We institute governments to handle the matters the community must attend that we, as individuals, cannot. We individually cannot house the mentally infirm and indigent; we elect elders and electmen and representatives to provide the structures and institutions that can do so.
Abdicating his public duty as an officer of the government we choose and which we put into power, as this official has done, is unconscionable and a slap in the face to the people. If you can’t or won’t help the indigent population, Mr. Badge, then it’s time for you to step aside and allow someone who can and will. You can join the Teabaggers and complain how you’re not being listened to if you want, but don’t you ever think you can hide behind the authority we gave you and claim it’s our problem. YOU are our problem, and eminently, easily solvable at the ballot box.

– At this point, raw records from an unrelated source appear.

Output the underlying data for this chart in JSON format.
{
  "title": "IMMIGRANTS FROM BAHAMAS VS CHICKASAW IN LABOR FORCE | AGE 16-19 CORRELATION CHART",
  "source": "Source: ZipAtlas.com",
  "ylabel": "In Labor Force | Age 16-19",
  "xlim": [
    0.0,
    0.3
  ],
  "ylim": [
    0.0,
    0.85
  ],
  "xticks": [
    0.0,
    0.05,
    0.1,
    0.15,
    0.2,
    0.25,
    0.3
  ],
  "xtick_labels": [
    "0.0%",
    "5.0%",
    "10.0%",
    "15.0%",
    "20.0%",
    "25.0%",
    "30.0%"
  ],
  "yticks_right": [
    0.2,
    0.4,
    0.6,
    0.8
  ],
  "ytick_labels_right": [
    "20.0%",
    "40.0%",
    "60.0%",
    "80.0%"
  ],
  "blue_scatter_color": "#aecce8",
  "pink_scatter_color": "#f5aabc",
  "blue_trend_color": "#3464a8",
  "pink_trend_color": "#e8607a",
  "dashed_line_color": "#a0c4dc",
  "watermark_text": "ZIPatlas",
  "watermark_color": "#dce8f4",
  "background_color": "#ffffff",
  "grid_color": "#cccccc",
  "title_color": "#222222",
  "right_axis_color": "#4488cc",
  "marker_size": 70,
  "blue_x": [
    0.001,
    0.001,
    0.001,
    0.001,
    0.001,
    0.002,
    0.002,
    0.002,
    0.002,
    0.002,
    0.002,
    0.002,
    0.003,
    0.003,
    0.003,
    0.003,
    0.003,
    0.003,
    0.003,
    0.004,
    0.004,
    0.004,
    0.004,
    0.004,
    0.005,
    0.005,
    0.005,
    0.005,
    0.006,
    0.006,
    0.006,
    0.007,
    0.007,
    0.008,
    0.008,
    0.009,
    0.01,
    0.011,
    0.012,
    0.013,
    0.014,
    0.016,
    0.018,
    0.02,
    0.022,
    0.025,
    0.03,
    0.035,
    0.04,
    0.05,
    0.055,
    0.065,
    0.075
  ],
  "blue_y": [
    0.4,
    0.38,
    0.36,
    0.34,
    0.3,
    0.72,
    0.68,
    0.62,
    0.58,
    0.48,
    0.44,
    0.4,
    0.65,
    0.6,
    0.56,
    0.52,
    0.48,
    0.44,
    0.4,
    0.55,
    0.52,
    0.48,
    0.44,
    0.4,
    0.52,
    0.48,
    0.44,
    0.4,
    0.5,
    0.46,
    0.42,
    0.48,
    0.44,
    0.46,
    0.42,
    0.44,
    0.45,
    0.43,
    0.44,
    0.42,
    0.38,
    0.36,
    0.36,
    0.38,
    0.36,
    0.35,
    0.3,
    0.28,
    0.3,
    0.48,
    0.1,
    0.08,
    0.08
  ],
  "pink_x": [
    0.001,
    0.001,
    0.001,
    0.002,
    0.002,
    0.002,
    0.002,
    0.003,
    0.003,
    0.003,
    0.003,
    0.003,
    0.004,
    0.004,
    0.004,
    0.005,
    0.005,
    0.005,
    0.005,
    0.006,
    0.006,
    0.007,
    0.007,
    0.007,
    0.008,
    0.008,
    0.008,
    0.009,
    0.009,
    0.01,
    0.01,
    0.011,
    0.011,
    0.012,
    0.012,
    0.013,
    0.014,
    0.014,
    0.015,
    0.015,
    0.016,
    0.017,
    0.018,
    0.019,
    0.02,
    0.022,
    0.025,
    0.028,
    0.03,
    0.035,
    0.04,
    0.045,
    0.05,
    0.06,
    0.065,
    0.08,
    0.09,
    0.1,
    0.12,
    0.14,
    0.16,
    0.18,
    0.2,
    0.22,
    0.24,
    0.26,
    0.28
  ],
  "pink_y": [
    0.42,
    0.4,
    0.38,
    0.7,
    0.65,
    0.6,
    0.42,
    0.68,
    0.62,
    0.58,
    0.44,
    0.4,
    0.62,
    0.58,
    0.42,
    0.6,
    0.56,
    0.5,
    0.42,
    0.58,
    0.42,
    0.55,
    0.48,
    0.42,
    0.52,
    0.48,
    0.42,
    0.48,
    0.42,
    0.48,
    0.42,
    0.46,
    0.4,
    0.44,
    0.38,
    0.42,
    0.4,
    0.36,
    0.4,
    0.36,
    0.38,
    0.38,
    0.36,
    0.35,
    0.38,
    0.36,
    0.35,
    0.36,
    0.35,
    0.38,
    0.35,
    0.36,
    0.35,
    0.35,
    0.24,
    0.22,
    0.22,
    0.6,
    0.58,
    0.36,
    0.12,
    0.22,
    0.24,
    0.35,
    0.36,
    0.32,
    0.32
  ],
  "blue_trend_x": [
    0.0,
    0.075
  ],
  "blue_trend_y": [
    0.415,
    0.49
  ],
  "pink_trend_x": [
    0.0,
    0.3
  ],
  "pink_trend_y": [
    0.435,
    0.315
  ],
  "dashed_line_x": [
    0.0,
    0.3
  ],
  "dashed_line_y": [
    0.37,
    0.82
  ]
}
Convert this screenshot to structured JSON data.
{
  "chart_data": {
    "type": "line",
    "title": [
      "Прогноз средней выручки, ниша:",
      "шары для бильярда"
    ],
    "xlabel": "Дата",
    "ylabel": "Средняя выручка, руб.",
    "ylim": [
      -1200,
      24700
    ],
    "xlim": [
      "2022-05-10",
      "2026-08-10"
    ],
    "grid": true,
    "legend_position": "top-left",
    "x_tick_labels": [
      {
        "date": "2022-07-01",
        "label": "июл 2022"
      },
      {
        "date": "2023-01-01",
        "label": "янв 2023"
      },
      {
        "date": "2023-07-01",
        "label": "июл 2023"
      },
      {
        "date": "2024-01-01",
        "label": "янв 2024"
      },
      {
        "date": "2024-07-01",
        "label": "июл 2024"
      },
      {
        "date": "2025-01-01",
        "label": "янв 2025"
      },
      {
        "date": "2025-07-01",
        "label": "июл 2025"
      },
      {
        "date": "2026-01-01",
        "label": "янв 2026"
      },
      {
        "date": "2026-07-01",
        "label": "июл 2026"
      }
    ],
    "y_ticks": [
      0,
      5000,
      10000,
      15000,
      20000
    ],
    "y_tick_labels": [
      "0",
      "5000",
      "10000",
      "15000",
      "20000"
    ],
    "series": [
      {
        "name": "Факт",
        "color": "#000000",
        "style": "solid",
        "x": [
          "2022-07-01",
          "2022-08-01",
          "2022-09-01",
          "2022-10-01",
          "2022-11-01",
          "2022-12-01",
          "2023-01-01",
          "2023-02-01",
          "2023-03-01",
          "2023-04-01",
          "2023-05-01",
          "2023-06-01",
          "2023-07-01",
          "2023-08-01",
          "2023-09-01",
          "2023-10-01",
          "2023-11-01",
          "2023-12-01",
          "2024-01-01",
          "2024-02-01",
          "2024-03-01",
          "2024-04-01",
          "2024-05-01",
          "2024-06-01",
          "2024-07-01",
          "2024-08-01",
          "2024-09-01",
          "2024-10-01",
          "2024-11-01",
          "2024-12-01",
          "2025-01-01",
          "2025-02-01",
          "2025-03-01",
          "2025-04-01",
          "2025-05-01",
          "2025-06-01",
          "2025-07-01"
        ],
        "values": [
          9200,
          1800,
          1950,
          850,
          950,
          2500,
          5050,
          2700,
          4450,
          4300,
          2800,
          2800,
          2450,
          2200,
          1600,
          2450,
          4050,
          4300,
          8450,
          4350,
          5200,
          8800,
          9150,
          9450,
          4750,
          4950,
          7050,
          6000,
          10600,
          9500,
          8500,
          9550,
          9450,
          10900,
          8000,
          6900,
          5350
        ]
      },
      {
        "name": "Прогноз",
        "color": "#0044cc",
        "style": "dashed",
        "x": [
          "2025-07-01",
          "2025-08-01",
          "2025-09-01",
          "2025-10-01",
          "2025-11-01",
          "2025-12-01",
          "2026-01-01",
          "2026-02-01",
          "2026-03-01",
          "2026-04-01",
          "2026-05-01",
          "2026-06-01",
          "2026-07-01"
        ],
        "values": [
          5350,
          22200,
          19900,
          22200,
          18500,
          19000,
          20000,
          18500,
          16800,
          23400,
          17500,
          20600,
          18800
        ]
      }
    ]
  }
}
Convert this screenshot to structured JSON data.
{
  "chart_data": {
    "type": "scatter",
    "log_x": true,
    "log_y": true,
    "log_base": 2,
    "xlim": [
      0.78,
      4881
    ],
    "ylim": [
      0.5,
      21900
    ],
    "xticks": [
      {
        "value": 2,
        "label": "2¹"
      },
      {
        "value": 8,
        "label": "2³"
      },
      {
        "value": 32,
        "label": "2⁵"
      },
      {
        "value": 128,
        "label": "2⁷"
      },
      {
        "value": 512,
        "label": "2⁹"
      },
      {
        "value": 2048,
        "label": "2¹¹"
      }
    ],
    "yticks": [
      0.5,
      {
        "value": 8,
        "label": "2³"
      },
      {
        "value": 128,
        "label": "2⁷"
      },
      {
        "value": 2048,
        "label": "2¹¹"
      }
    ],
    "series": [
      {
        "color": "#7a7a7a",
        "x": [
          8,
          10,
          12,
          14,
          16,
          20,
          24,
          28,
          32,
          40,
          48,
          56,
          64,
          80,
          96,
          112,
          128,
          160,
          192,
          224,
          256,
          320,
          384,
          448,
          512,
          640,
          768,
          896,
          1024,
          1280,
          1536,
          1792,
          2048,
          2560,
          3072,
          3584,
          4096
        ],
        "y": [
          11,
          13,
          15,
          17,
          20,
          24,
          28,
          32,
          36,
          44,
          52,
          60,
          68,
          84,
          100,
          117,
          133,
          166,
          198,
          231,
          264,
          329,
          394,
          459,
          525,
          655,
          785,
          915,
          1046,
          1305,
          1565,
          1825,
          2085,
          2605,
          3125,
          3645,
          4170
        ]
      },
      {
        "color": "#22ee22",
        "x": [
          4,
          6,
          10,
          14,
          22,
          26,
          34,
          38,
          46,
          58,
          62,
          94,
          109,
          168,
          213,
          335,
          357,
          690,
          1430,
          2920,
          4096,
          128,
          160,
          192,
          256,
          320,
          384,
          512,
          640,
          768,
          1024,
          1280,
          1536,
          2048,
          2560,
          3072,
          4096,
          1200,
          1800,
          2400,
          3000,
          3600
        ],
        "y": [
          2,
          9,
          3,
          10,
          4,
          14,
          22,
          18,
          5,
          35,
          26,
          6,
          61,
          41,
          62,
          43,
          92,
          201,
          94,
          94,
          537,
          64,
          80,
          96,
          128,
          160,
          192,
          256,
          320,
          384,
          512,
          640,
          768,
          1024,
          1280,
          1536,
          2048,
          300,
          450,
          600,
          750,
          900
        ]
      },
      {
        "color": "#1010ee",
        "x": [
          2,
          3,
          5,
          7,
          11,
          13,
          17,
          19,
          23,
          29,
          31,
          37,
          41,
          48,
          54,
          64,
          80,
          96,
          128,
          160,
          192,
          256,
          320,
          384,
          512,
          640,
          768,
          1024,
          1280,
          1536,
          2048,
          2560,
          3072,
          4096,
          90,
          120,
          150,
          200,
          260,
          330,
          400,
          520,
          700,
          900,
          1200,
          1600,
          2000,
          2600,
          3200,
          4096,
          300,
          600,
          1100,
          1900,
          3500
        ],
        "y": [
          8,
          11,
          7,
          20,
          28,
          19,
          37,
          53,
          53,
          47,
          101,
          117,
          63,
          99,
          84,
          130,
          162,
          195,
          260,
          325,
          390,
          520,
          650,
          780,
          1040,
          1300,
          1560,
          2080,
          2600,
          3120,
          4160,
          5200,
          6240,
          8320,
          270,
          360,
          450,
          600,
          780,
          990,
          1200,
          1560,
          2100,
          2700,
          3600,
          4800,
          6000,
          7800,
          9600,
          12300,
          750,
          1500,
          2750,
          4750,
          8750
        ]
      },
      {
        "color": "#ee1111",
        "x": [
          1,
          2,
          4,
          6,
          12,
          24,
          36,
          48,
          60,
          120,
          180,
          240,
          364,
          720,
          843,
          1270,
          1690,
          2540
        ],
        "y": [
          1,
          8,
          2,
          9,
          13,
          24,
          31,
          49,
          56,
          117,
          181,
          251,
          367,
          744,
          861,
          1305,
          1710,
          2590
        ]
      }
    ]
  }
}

“YOU are our problem, and eminently, easily solvable at the ballot box.”
If only it were so. You have to find enough other voters who agree, and good luck with that.
When I was a kid, folks with mental problems were treated at (or at least sheltered in) state mental hospitals. That may not have been an ideal solution, but at least they had a chance for treatment.
The state hospitals have long since lost their funding and closed. Prompted by fanatical talking heads and hate-filled politicians, Americans today are conditioned to blame the victim. That lets them conveniently shake off any responsibility they might have to help. The victims end up on the street.
And what do we do about that? Cities pass laws making it illegal to be homeless, hoping they’ll just go elsewhere. If they don’t, the cities can arrest them. The for-profit prisons stay full, their stockholders are happy, and the troubled folk are out of sight. Problem solved, no?
I can tell you from experience that a great many mentally ill are also substance abusers, which provides a handy pretext for life imprisonment on the installment plan in our revolving-door civil commitment “rehabilitation centers”. There but for her incredible strength and intelligence goes Bruno. I imagine she only just keeps alcoholism at bay.